How does one fold over a monad strictly? Data.Foldable has the strict foldl' and the monadic foldlM , but no strict foldlM' ? Is the strictness somehow defined by the monad itself? If so, how does one work out what it is?

Imagine I must determine whether the product of an enormous list of ring elements is zero, but my ring isn't an integral domain, ie it contains zero devisors.
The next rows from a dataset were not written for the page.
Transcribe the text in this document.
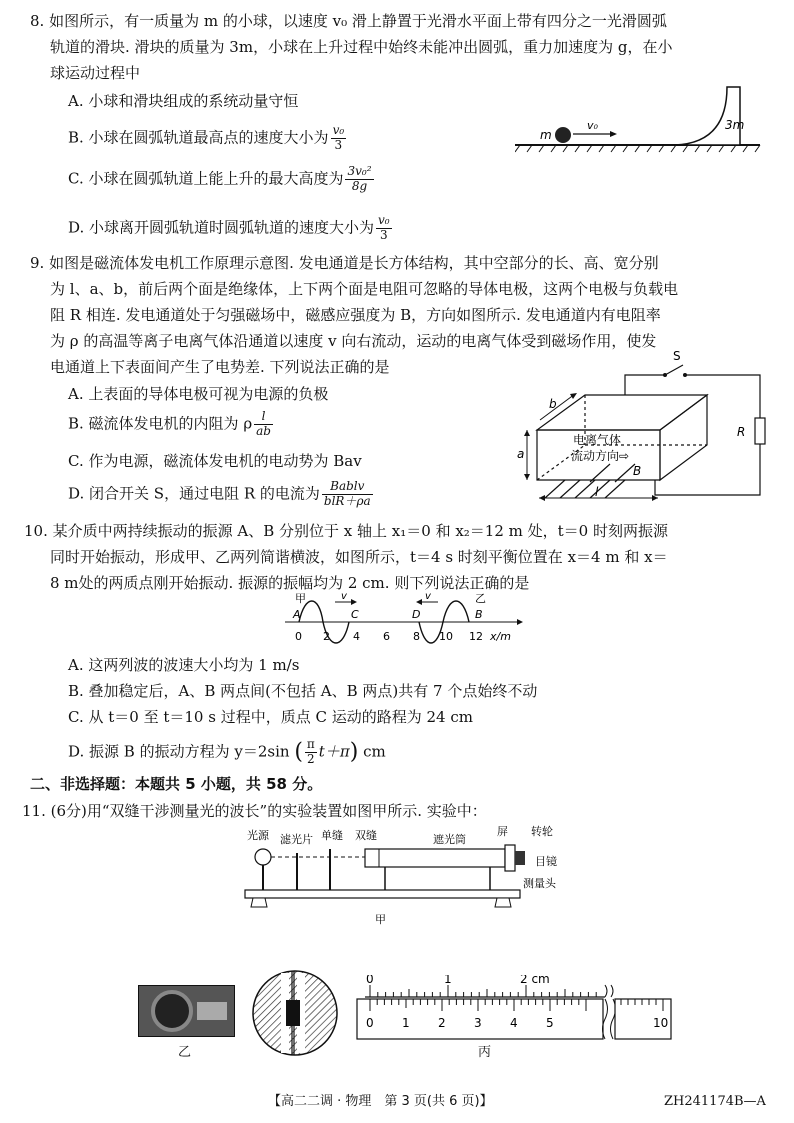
8. 如图所示，有一质量为 m 的小球，以速度 v₀ 滑上静置于光滑水平面上带有四分之一光滑圆弧
轨道的滑块. 滑块的质量为 3m，小球在上升过程中始终未能冲出圆弧，重力加速度为 g，在小
球运动过程中
A. 小球和滑块组成的系统动量守恒
B. 小球在圆弧轨道最高点的速度大小为 $\frac{\text{v₀}}{3}$
C. 小球在圆弧轨道上能上升的最大高度为 $\frac{\text{3v₀²}}{8g}$
D. 小球离开圆弧轨道时圆弧轨道的速度大小为 $\frac{\text{v₀}}{3}$
m
v₀	3m
9. 如图是磁流体发电机工作原理示意图. 发电通道是长方体结构，其中空部分的长、高、宽分别
为 l、a、b，前后两个面是绝缘体，上下两个面是电阻可忽略的导体电极，这两个电极与负载电
阻 R 相连. 发电通道处于匀强磁场中，磁感应强度为 B，方向如图所示. 发电通道内有电阻率
为 ρ 的高温等离子电离气体沿通道以速度 v 向右流动，运动的电离气体受到磁场作用，使发
电通道上下表面间产生了电势差. 下列说法正确的是
A. 上表面的导体电极可视为电源的负极
B. 磁流体发电机的内阻为 ρ $\frac{l}{ab}$
C. 作为电源，磁流体发电机的电动势为 Bav
D. 闭合开关 S，通过电阻 R 的电流为 $\frac{\text{Bablv}}{\text{blR＋ρa}}$
S
R
电离气体
流动方向⇨
B
a
b
l
10. 某介质中两持续振动的振源 A、B 分别位于 x 轴上 x₁＝0 和 x₂＝12 m 处，t＝0 时刻两振源
同时开始振动，形成甲、乙两列简谐横波，如图所示，t＝4 s 时刻平衡位置在 x＝4 m 和 x＝
8 m处的两质点刚开始振动. 振源的振幅均为 2 cm. 则下列说法正确的是
甲	乙
A	C	D	B
v	v
0 2 4 6 8 10 12 x/m
A. 这两列波的波速大小均为 1 m/s
B. 叠加稳定后，A、B 两点间(不包括 A、B 两点)共有 7 个点始终不动
C. 从 t＝0 至 t＝10 s 过程中，质点 C 运动的路程为 24 cm
D. 振源 B 的振动方程为 y＝2sin ( $\frac{\pi}{2} t+\pi$) cm
二、非选择题：本题共 5 小题，共 58 分。
11. (6分)用“双缝干涉测量光的波长”的实验装置如图甲所示. 实验中：
光源 滤光片 单缝 双缝	遮光筒
屏 转轮
目镜
测量头
甲
乙
0	1	2 cm
0 1 2 3 4 5	10
丙
【高二二调 · 物理　第 3 页(共 6 页)】	ZH241174B—A
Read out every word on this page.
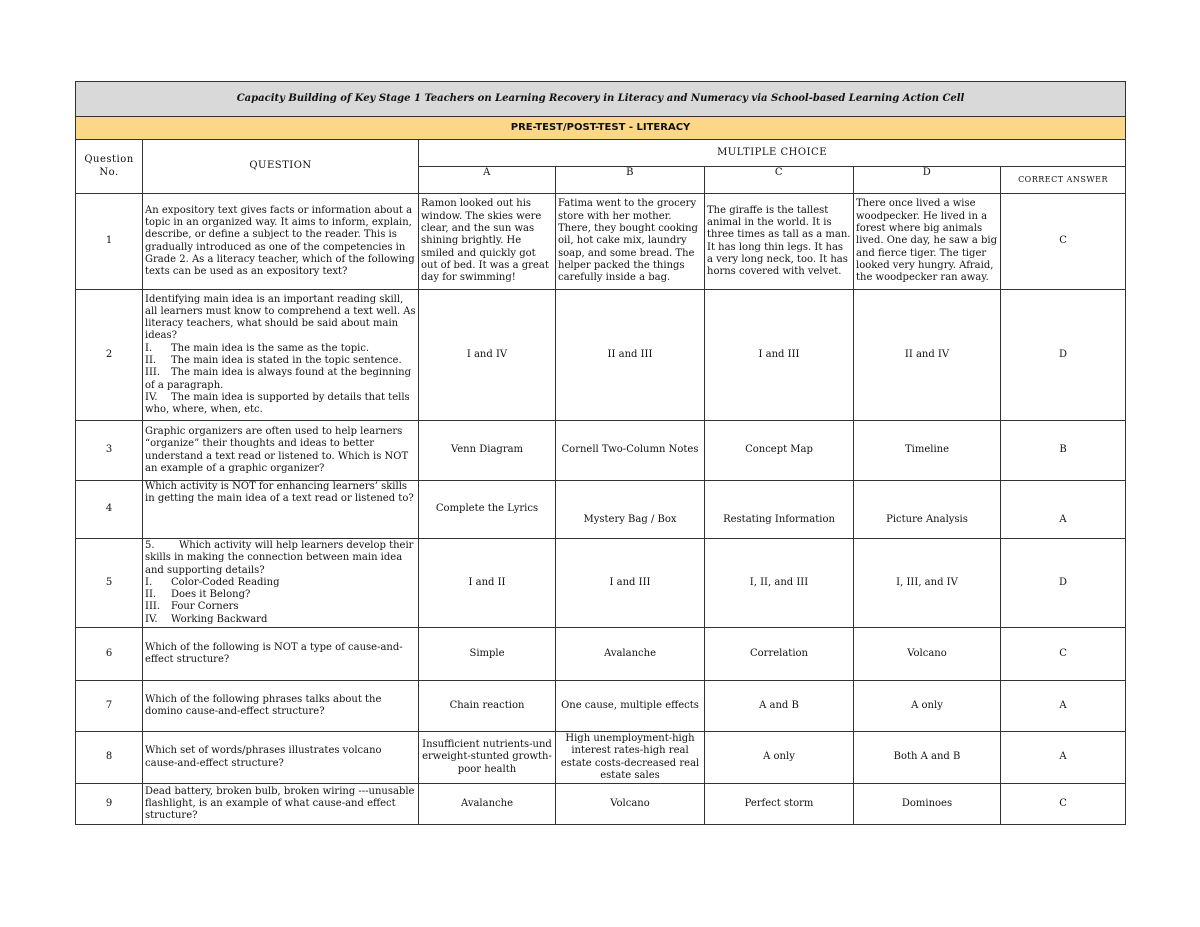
Capacity Building of Key Stage 1 Teachers on Learning Recovery in Literacy and Numeracy via School-based Learning Action Cell						
PRE-TEST/POST-TEST - LITERACY						
Question No.	QUESTION	MULTIPLE CHOICE				
		A	B	C	D	CORRECT ANSWER
1	An expository text gives facts or information about a topic in an organized way. It aims to inform, explain, describe, or define a subject to the reader. This is gradually introduced as one of the competencies in Grade 2. As a literacy teacher, which of the following texts can be used as an expository text?	Ramon looked out his window. The skies were clear, and the sun was shining brightly. He smiled and quickly got out of bed. It was a great day for swimming!	Fatima went to the grocery store with her mother. There, they bought cooking oil, hot cake mix, laundry soap, and some bread. The helper packed the things carefully inside a bag.	The giraffe is the tallest animal in the world. It is three times as tall as a man. It has long thin legs. It has a very long neck, too. It has horns covered with velvet.	There once lived a wise woodpecker. He lived in a forest where big animals lived. One day, he saw a big and fierce tiger. The tiger looked very hungry. Afraid, the woodpecker ran away.	C
2	Identifying main idea is an important reading skill, all learners must know to comprehend a text well. As literacy teachers, what should be said about main ideas?
I. The main idea is the same as the topic.
II. The main idea is stated in the topic sentence.
III. The main idea is always found at the beginning of a paragraph.
IV. The main idea is supported by details that tells who, where, when, etc.	I and IV	II and III	I and III	II and IV	D
3	Graphic organizers are often used to help learners “organize” their thoughts and ideas to better understand a text read or listened to. Which is NOT an example of a graphic organizer?	Venn Diagram	Cornell Two-Column Notes	Concept Map	Timeline	B
4	Which activity is NOT for enhancing learners’ skills in getting the main idea of a text read or listened to?	Complete the Lyrics	Mystery Bag / Box	Restating Information	Picture Analysis	A
5	5. Which activity will help learners develop their skills in making the connection between main idea and supporting details?
I. Color-Coded Reading
II. Does it Belong?
III. Four Corners
IV. Working Backward	I and II	I and III	I, II, and III	I, III, and IV	D
6	Which of the following is NOT a type of cause-and-effect structure?	Simple	Avalanche	Correlation	Volcano	C
7	Which of the following phrases talks about the domino cause-and-effect structure?	Chain reaction	One cause, multiple effects	A and B	A only	A
8	Which set of words/phrases illustrates volcano cause-and-effect structure?	Insufficient nutrients-underweight-stunted growth-poor health	High unemployment-high interest rates-high real estate costs-decreased real estate sales	A only	Both A and B	A
9	Dead battery, broken bulb, broken wiring ---unusable flashlight, is an example of what cause-and effect structure?	Avalanche	Volcano	Perfect storm	Dominoes	C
In this case, I should tail recursively foldl my multiplication *** over the list, but return False the moment the product becomes zero, rather than waiting on the full product.

safelist :: [p] -> Bool
safelist [] = True
safelist (x:xs) = snd $ foldl' f (x,True) xs
   where  f (u,b) v = (w, b && w /= Zero)  where  w = u *** v

I could perhaps simplify this code slightly using the Maybe monad's foldlM but doing so seemingly lacks the required strictness.

Answer 1

There's no such standard function, but it's easy to define:

foldM' :: (Monad m) => (a -> b -> m a) -> a -> [b] -> m a
foldM' _ z [] = return z
foldM' f z (x:xs) = do
  z' <- f z x
  z' `seq` foldM' f z' xs

This is just the standard foldM , but with the same seq ing in it that foldl' does (compared to foldl ). It's probably not defined anywhere standard because it's not likely to be all that useful: for most monads, (>>=) is "strict" in the sense you need to use a left-fold without overflowing the stack; this is only useful when your excessive thunks are in the returned values themselves, but a useful application of foldM will perform some monadic computation with the value from the last step, making that unlikely.

I think your code is simple enough as it is; I doubt foldM' would make it any more elegant.